The possibility of rear-engined cars coming onto the market may intrigue

the general public, but established automobile designers so far profess nothing but scepticism on the question.

“If putting the engine in the rear would give more safety, better design or increased performance, we’d have done it long ago,” one big manufacturer declared. “There will be a few thousand people who will buy a car simply because it has something new and different like that, but most car owners want those three things— safety, style and performance. As far as we’re concerned, putting the engine in the rear is unsound engineering.” Most persistent rumor concerning the “old-line” companies centres around the possibility of a new, lowerpriced car reputedly under consideration by both Ford and General Motors. Rumors began as long ago as 1942 that Ford would produce a four-cylinder car aimed at the market he originally captured with his old Model “T.” Executives of the company in Detroit do not talk about this at all, but, significantly, they do not deny the talk. Alfred P. Sloan, president of General Motors Corp., quashed rumors of a projected $500 Chevrolet last June, but left room for some speculation when he announced that “a smaller, more economical Chevrolet will be built, but the price will not be much lower than the pre-war model.”

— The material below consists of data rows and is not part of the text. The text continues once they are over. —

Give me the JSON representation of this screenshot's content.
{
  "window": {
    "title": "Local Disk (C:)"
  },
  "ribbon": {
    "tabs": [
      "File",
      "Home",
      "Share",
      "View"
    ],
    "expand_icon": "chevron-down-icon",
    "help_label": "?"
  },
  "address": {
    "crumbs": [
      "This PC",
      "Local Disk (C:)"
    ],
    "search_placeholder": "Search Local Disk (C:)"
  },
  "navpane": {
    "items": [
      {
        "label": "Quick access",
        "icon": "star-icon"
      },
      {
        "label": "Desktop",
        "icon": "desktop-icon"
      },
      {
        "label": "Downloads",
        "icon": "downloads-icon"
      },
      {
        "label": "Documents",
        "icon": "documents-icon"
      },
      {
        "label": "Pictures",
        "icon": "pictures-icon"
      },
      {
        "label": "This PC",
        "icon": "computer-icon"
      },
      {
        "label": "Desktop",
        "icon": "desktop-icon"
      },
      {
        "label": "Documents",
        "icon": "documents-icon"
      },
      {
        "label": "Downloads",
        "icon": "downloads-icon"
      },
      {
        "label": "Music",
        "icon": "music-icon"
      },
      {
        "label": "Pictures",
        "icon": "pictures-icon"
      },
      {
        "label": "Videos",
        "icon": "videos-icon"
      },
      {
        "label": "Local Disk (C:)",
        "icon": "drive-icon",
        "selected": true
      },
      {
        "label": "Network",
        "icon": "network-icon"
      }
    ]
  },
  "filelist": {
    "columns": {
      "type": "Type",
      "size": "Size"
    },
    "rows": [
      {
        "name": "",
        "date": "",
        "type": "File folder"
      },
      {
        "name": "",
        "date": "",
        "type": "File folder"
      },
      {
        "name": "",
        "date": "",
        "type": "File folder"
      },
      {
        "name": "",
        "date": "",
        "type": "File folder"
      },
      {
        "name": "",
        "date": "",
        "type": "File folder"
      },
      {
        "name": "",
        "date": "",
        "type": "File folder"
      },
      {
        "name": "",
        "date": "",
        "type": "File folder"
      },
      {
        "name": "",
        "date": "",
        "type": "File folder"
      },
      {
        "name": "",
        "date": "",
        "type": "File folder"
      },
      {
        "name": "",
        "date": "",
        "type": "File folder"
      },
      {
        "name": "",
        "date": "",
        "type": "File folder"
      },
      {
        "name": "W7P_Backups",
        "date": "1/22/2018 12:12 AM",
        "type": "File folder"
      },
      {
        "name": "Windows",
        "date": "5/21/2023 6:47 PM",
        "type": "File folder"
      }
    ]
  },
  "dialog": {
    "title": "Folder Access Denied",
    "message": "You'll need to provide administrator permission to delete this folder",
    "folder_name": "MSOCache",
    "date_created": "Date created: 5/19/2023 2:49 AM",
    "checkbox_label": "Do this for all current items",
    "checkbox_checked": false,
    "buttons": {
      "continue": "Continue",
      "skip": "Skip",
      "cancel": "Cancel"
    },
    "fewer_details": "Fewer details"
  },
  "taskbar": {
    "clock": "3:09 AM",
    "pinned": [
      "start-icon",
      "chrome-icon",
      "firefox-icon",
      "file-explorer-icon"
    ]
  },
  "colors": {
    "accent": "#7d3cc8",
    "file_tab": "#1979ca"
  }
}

Car dealers, who have had to get out of their plush salesrooms and concentrate on the repair shop for their bread and butter in the past few years, are not inordinately concerned about either price or engineering developments in the new cars. Some of them have orders on hand, with deposits or tradeins already made, which will assure them of more sales than they made in any recent pre-war year. Many have at least two thirds of a normal year’s business already contracted for. On the surface this would suggest that the demand throughout 1946 will exceed supply, but if the factories hit the 200,000-car level that some are predicting, dealers will get twice as many cars as they did in 1938 or 1939, and it is on this assumption that they base their prediction of more or less “normal” marketing by the end of next year.